CIUDAD DE MÉXICO.- En un mensaje contundente, el Gobierno Federal, a través de las secretarías de Gobernación (Segob), Educación Pública (SEP) y el ISSSTE, lanzó un enérgico llamado a la Coordinadora Nacional de Trabajadores de la Educación (CNTE). Las autoridades exigen el cese inmediato de sus movilizaciones para no seguir afectando a la ciudadanía.
Defensa de las propuestas oficiales
Las dependencias federales involucradas en la negociación defendieron firmemente las propuestas que ya han sido presentadas al magisterio disidente. Subrayaron que estas ofertas representan un esfuerzo significativo y concreto para atender las demandas del pliego petitorio de la CNTE. Insisten en que el diálogo ha sido constante y que las soluciones ofrecidas son viables y beneficiosas para los trabajadores de la educación en el país.

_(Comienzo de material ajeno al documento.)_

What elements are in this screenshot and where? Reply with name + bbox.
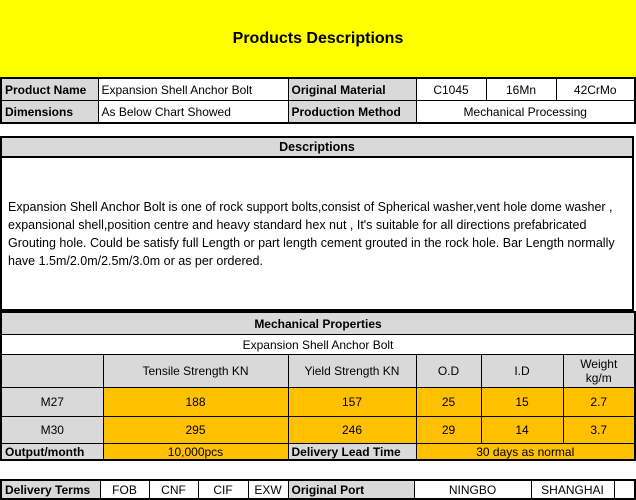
page-title: Products Descriptions bbox=[232, 29, 404, 47]
table-row: Output/month 10,000pcs Delivery Lead Tim… bbox=[0, 443, 636, 461]
col-header-tensile: Tensile Strength KN bbox=[102, 354, 289, 388]
empty-cell bbox=[613, 479, 636, 500]
table-row: M27 188 157 25 15 2.7 bbox=[0, 387, 636, 417]
col-header-weight: Weight kg/m bbox=[562, 354, 636, 388]
m30-od-cell: 29 bbox=[415, 416, 482, 444]
dimensions-value: As Below Chart Showed bbox=[97, 100, 289, 124]
title-banner: Products Descriptions bbox=[0, 0, 636, 78]
original-material-label: Original Material bbox=[287, 77, 417, 101]
product-info-table: Product Name Expansion Shell Anchor Bolt… bbox=[0, 77, 636, 124]
table-row: Product Name Expansion Shell Anchor Bolt… bbox=[0, 77, 636, 101]
port-cell: NINGBO bbox=[413, 479, 532, 500]
m27-id-cell: 15 bbox=[480, 387, 564, 417]
product-name-value: Expansion Shell Anchor Bolt bbox=[97, 77, 289, 101]
spec-corner-cell bbox=[0, 354, 104, 388]
term-cell: FOB bbox=[99, 479, 150, 500]
table-row: Mechanical Properties bbox=[0, 311, 636, 335]
product-name-label: Product Name bbox=[0, 77, 99, 101]
table-row: Expansion Shell Anchor Bolt bbox=[0, 334, 636, 355]
output-month-label: Output/month bbox=[0, 443, 104, 461]
col-header-weight-line1: Weight bbox=[580, 357, 618, 371]
output-month-value: 10,000pcs bbox=[102, 443, 289, 461]
production-method-value: Mechanical Processing bbox=[415, 100, 636, 124]
col-header-weight-line2: kg/m bbox=[585, 371, 612, 385]
descriptions-box: Expansion Shell Anchor Bolt is one of ro… bbox=[0, 158, 634, 311]
m27-yield-cell: 157 bbox=[287, 387, 417, 417]
port-cell: SHANGHAI bbox=[530, 479, 615, 500]
table-row: M30 295 246 29 14 3.7 bbox=[0, 416, 636, 444]
m30-tensile-cell: 295 bbox=[102, 416, 289, 444]
term-cell: EXW bbox=[247, 479, 289, 500]
col-header-id: I.D bbox=[480, 354, 564, 388]
production-method-label: Production Method bbox=[287, 100, 417, 124]
m30-yield-cell: 246 bbox=[287, 416, 417, 444]
term-cell: CIF bbox=[197, 479, 249, 500]
original-port-label: Original Port bbox=[287, 479, 415, 500]
m30-id-cell: 14 bbox=[480, 416, 564, 444]
table-row: Delivery Terms FOB CNF CIF EXW Original … bbox=[0, 479, 636, 500]
material-cell: C1045 bbox=[415, 77, 487, 101]
material-cell: 42CrMo bbox=[555, 77, 636, 101]
m27-od-cell: 25 bbox=[415, 387, 482, 417]
delivery-lead-time-label: Delivery Lead Time bbox=[287, 443, 417, 461]
dimensions-label: Dimensions bbox=[0, 100, 99, 124]
mechanical-properties-header: Mechanical Properties bbox=[0, 311, 636, 335]
m27-tensile-cell: 188 bbox=[102, 387, 289, 417]
material-cell: 16Mn bbox=[485, 77, 557, 101]
row-label-m30: M30 bbox=[0, 416, 104, 444]
mechanical-properties-table: Mechanical Properties Expansion Shell An… bbox=[0, 311, 636, 461]
descriptions-body: Expansion Shell Anchor Bolt is one of ro… bbox=[8, 199, 615, 268]
table-row: Dimensions As Below Chart Showed Product… bbox=[0, 100, 636, 124]
descriptions-header-label: Descriptions bbox=[279, 140, 355, 154]
delivery-lead-time-value: 30 days as normal bbox=[415, 443, 636, 461]
col-header-yield: Yield Strength KN bbox=[287, 354, 417, 388]
delivery-terms-label: Delivery Terms bbox=[0, 479, 101, 500]
descriptions-header: Descriptions bbox=[0, 136, 634, 158]
m30-weight-cell: 3.7 bbox=[562, 416, 636, 444]
row-label-m27: M27 bbox=[0, 387, 104, 417]
mechanical-subtitle: Expansion Shell Anchor Bolt bbox=[0, 334, 636, 355]
table-header-row: Tensile Strength KN Yield Strength KN O.… bbox=[0, 354, 636, 388]
m27-weight-cell: 2.7 bbox=[562, 387, 636, 417]
delivery-terms-table: Delivery Terms FOB CNF CIF EXW Original … bbox=[0, 479, 636, 500]
term-cell: CNF bbox=[148, 479, 199, 500]
col-header-od: O.D bbox=[415, 354, 482, 388]
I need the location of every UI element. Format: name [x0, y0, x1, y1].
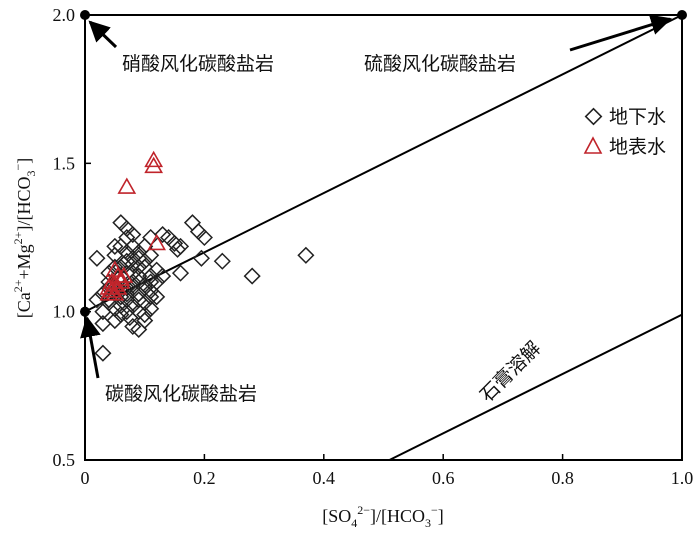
groundwater-point: [136, 306, 154, 324]
y-tick-label: 2.0: [53, 5, 76, 25]
surface-water-point: [102, 281, 122, 298]
surface-water-point: [99, 284, 119, 301]
x-tick-label: 0.6: [432, 468, 455, 488]
groundwater-point: [118, 228, 136, 247]
label-nitric-acid-weathering: 硝酸风化碳酸盐岩: [122, 53, 274, 75]
groundwater-point: [171, 264, 190, 282]
legend: 地下水 地表水: [583, 106, 666, 158]
label-carbonic-acid-weathering: 碳酸风化碳酸盐岩: [105, 383, 257, 405]
groundwater-point: [124, 225, 142, 244]
x-tick-label: 1.0: [671, 468, 694, 488]
groundwater-point: [168, 240, 187, 258]
legend-label-groundwater: 地下水: [609, 106, 666, 128]
y-title-part-2: +Mg: [14, 244, 34, 279]
groundwater-point: [130, 303, 148, 321]
x-tick-label: 0.8: [551, 468, 574, 488]
surface-water-point: [147, 233, 167, 251]
x-title-sub-1: 4: [351, 516, 357, 530]
x-title-part-3: ]: [438, 506, 444, 526]
label-sulfuric-acid-weathering: 硫酸风化碳酸盐岩: [364, 53, 516, 75]
legend-label-surface-water: 地表水: [609, 136, 666, 158]
y-title-part-4: ]: [14, 158, 34, 164]
x-title-sup-1: 2−: [357, 503, 370, 517]
x-axis-title: [SO42−]/[HCO3−]: [322, 503, 444, 530]
y-title-sup-3: −: [11, 164, 25, 171]
groundwater-point: [106, 312, 124, 330]
x-tick-label: 0.4: [313, 468, 336, 488]
groundwater-point: [213, 252, 231, 270]
surface-water-point: [144, 156, 164, 174]
arrow-nitric: [88, 20, 118, 49]
y-title-sup-1: 2+: [11, 279, 25, 292]
y-title-sub: 3: [24, 171, 38, 177]
groundwater-point: [112, 297, 130, 315]
y-title-part-3: ]/[HCO: [14, 177, 34, 232]
y-axis-ticks: 0.5 1.0 1.5 2.0: [53, 5, 91, 470]
groundwater-point: [94, 344, 112, 362]
reference-line-1: [389, 313, 683, 461]
endmember-point: [677, 10, 687, 20]
groundwater-point: [142, 246, 160, 264]
y-title-sup-2: 2+: [11, 231, 25, 244]
groundwater-point: [192, 249, 210, 267]
y-tick-label: 1.5: [53, 153, 76, 173]
groundwater-point: [115, 255, 133, 273]
groundwater-point: [121, 309, 139, 327]
x-tick-label: 0: [81, 468, 90, 488]
groundwater-point: [112, 306, 130, 324]
y-tick-label: 1.0: [53, 302, 76, 322]
x-title-sub-2: 3: [425, 516, 431, 530]
groundwater-point: [297, 246, 315, 264]
x-axis-ticks: 0 0.2 0.4 0.6 0.8 1.0: [81, 454, 694, 488]
legend-diamond-icon: [584, 107, 603, 126]
groundwater-point: [165, 234, 184, 252]
y-tick-label: 0.5: [53, 450, 76, 470]
surface-water-point: [144, 150, 164, 168]
legend-triangle-icon: [583, 136, 603, 154]
groundwater-point: [243, 267, 261, 285]
x-tick-label: 0.2: [193, 468, 216, 488]
label-gypsum-dissolution: 石膏溶解: [475, 337, 545, 407]
arrow-sulfuric: [569, 14, 673, 52]
groundwater-point: [106, 237, 124, 255]
y-axis-title: [Ca2++Mg2+]/[HCO3−]: [11, 158, 38, 319]
x-title-part-2: ]/[HCO: [370, 506, 425, 526]
surface-water-point: [114, 266, 134, 283]
arrow-carbonic: [80, 315, 101, 379]
groundwater-points: [88, 214, 315, 362]
groundwater-point: [154, 225, 172, 244]
groundwater-point: [130, 258, 148, 276]
groundwater-point: [142, 288, 160, 306]
groundwater-point: [94, 314, 112, 333]
x-title-sup-2: −: [431, 503, 438, 517]
groundwater-point: [195, 228, 213, 247]
y-title-part-1: [Ca: [14, 292, 34, 318]
groundwater-point: [154, 267, 172, 285]
reference-lines: [84, 14, 683, 461]
groundwater-point: [148, 288, 166, 306]
surface-water-point: [117, 177, 137, 194]
groundwater-point: [88, 249, 106, 267]
groundwater-point: [148, 273, 166, 291]
reference-line-0: [84, 14, 683, 313]
plot-frame: [84, 14, 683, 461]
surface-water-points: [99, 150, 167, 301]
x-title-part-1: [SO: [322, 506, 351, 526]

El impacto de las movilizaciones
El principal argumento del gobierno para solicitar el fin de la protesta es el creciente impacto negativo en la vida diaria de la capital. Las autoridades señalaron la urgencia de evitar más afectaciones, refiriéndose a los bloqueos, marchas y el plantón que alteran la movilidad, la economía local y, sobre todo, el ciclo escolar de miles de estudiantes que se ven perjudicados por la ausencia de sus maestros en las aulas.
Un llamado a la cordura
El comunicado conjunto de la SEP, Segob e ISSSTE puede interpretarse como un llamado a la responsabilidad social por parte de la CNTE. El gobierno busca que la coordinadora valore los avances logrados en las mesas de negociación y ponga fin a las medidas de presión que, según su postura, ya no tienen justificación y solo generan un desgaste innecesario tanto para el gobierno como para la sociedad en general, que espera una pronta solución.
Por ahora, la tensión se mantiene. El Gobierno Federal ha dejado clara su postura y ha puesto la pelota en la cancha de la CNTE, esperando que el magisterio responda a este llamado y decida levantar su protesta. Mientras tanto, la ciudadanía permanece a la expectativa de una resolución que permita el regreso a la normalidad, especialmente en el ámbito educativo, el más sensiblemente afectado por este prolongado conflicto.